U.S. foreign policy should not mandate a single approach to the world. In certain parts of the world, viz. Western Europe, multilateral cooperative security structures exist. In others, e.g. East Asia, a commonality of interest sufficient to support bilateral relations but not multilateral structures prevails. In still others, there are few prospects for cooperation. U.S. foreign policy should seek to strengthen and expand cooperative structures where they exist, and to take advantage of whatever opportunities may arise to develop them where they do not.

The Importance of Strength

Fixing U.S. foreign policy requires not only the articulation of coherent goals, but also the provision of means necessary to achieve those goals. As the Yale historian Donald Kagan has argued, history indicates that “good will, unilateral disarmament, the avoidance of alliances, teaching and preaching the evils of war by those who…seek to preserve peace, are to no avail. What seems to work best…is the possession by those states who wish to preserve peace of the preponderant power and the will to accept the burdens of and responsibilities required to achieve that power.”

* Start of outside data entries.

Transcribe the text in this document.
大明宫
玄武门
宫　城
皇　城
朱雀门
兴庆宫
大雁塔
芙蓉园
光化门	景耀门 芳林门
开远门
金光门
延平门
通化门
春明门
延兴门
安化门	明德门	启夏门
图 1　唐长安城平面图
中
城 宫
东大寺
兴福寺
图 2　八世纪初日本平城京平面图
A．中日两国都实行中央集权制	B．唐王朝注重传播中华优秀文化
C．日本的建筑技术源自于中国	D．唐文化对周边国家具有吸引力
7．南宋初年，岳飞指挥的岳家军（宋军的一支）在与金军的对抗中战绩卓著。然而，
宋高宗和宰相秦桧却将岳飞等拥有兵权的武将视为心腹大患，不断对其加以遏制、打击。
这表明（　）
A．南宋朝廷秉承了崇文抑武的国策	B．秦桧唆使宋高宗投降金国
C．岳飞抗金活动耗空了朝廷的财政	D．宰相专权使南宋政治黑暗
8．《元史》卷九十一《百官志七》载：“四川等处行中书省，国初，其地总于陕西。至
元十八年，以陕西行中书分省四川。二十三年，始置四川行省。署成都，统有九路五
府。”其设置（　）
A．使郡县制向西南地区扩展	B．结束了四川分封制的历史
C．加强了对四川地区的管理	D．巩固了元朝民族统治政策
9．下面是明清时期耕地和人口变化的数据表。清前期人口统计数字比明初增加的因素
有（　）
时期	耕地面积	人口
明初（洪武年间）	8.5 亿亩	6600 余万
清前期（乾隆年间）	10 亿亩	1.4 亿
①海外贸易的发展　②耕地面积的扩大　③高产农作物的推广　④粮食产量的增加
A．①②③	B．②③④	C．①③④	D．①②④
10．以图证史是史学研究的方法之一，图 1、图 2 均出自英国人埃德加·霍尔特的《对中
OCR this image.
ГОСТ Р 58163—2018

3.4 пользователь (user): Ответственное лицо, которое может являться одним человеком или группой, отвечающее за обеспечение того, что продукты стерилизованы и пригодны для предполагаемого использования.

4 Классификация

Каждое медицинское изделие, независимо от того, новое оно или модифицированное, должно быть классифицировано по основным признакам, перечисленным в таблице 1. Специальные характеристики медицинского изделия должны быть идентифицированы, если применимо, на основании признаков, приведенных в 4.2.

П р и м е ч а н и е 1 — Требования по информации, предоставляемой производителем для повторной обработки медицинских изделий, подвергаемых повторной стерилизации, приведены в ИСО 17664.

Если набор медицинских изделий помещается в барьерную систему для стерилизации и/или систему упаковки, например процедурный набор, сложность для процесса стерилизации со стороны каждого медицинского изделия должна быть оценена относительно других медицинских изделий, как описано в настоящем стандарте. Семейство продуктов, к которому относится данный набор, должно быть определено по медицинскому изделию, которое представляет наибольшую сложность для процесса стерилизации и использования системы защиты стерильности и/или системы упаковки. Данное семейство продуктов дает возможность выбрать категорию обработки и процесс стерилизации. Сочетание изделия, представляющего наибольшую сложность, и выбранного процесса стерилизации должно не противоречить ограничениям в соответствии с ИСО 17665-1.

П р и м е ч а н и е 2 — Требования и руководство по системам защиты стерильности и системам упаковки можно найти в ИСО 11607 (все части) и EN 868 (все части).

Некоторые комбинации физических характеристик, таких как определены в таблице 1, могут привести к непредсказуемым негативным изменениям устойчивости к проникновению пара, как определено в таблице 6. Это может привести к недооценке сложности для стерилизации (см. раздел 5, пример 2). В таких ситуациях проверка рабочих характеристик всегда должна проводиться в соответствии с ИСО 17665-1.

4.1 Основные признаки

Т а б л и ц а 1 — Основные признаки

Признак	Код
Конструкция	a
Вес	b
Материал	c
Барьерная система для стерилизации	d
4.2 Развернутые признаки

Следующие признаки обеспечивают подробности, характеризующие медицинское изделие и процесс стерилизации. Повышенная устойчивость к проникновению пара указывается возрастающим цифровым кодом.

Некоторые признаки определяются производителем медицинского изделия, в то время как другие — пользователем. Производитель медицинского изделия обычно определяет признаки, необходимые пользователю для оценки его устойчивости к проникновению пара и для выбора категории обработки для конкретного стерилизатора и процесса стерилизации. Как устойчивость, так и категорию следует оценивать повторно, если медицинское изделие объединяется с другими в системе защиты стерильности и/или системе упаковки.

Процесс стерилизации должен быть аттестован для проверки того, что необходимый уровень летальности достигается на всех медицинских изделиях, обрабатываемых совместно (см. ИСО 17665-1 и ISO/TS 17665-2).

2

To shape the security environment, U.S. policy makers must be able to integrate all the instruments of U.S. national power: diplomatic, economic, and military. The major failures of the Clinton administration’s foreign policy in the realm of means have been (1) the atrophy of U.S. military power at a time when it is increasingly employed in open-ended operations in areas of only marginal importance to the United States, and (2) the hollow threat of force.

The U.S. must maintain a military capable of carrying out four broad missions: deterrence, both conventional and nuclear; constabulary operations; the projection of power to areas of importance to the U.S.; and homeland defense. Policy makers must ensure that the U.S. military is capable of shaping today’s security environment by deterring aggression and reassuring allies while preparing for the possible rise of a future peer competitor.

Foreign policy requires the prudent balance between ends and means. Fixing U.S. foreign policy requires the elimination of the current mismatch between ends and means. The failure to do so is a recipe for failure.

Mackubin Thomas Owens is professor of strategy and force planning at the Naval War College in Newport, RI, and an Adjunct Fellow at the Ashbrook Center. The views expressed are his own and do not reflect the position of the Naval War College, Navy Department, or Department of Defense.